Oh there is an inconsistency when the _Static_assert is not in a function vs inside a function.
Take:
static const int allocation_size = 32768;
_Static_assert (allocation_size, "");
void f(void) { _Static_assert(allocation_size, ""); }

The assert inside the function is accepted at -O1 but reject at -O0 while the one outside is always rejected.
Comment 5 Jakub Jelinek 2021-09-27 21:05:04 UTC
(In reply to Andrew Pinski from comment #4)
> (In reply to Jakub Jelinek from comment #2)

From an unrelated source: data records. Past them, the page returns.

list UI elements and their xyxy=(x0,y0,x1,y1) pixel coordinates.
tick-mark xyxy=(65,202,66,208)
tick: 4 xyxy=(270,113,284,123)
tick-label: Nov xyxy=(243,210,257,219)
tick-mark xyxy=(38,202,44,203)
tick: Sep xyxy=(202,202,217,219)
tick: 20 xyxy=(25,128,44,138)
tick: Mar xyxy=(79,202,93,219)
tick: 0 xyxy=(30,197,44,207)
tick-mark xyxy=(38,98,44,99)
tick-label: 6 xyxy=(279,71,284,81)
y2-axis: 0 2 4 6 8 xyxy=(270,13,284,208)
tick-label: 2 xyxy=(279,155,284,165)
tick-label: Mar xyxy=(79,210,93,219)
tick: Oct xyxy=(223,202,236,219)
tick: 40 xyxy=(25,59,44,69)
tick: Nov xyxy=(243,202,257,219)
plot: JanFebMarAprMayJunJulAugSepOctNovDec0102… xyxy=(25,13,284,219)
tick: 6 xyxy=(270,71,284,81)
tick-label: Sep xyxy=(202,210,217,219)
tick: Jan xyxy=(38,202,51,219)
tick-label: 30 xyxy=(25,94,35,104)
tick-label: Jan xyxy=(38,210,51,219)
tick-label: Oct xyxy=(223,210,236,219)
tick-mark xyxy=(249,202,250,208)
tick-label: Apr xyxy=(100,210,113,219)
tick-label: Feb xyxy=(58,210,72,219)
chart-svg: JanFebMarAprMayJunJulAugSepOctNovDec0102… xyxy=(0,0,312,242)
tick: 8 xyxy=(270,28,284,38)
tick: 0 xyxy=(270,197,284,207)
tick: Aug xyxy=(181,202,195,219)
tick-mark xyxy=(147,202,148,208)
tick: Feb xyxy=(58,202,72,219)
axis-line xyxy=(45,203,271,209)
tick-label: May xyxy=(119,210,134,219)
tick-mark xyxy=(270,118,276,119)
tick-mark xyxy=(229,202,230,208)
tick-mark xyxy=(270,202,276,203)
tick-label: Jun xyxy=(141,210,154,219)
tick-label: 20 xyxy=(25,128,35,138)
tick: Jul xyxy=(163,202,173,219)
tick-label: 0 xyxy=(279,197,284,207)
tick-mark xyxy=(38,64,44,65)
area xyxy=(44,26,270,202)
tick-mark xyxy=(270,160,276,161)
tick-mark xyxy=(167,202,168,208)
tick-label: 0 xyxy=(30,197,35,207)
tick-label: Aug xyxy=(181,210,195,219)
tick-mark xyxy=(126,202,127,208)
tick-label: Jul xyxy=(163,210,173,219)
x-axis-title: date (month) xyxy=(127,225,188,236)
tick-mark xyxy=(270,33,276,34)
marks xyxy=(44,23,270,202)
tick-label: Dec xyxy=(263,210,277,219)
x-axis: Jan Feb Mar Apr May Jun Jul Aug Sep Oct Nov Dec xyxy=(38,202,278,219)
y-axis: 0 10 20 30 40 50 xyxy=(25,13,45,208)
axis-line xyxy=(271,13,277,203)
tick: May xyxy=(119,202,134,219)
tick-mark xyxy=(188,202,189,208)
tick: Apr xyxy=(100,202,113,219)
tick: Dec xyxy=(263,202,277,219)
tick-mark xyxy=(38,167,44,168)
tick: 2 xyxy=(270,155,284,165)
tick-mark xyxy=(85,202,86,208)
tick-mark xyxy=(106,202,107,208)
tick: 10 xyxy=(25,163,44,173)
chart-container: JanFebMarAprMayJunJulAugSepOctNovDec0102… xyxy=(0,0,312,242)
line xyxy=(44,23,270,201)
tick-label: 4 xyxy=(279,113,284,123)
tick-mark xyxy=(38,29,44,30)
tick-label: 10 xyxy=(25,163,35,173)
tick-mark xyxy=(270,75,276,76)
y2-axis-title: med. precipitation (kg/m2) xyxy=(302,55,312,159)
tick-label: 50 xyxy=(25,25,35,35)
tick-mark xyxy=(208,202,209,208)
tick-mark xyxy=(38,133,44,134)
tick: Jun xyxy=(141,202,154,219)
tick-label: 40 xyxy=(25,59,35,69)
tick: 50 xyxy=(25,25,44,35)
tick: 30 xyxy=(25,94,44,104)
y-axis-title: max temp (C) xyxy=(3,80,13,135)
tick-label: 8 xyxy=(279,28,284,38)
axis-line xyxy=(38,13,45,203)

> > Why do you think it is a bug?
> 
> Because there were other bugs which were fixed where there was an
> inconsistency, PR 66618, and PR 71983 for an example. There are others.
> 
> Oh there is an inconsistency when the _Static_assert is not in a function vs
> inside a function.
> Take:
> static const int allocation_size = 32768;
> _Static_assert (allocation_size, "");
> void f(void) { _Static_assert(allocation_size, ""); }
> 
> The assert inside the function is accepted at -O1 but reject at -O0 while
> the one outside is always rejected.

But it is an intentional decision, to match the previous behavior in that area plus handle what was needed.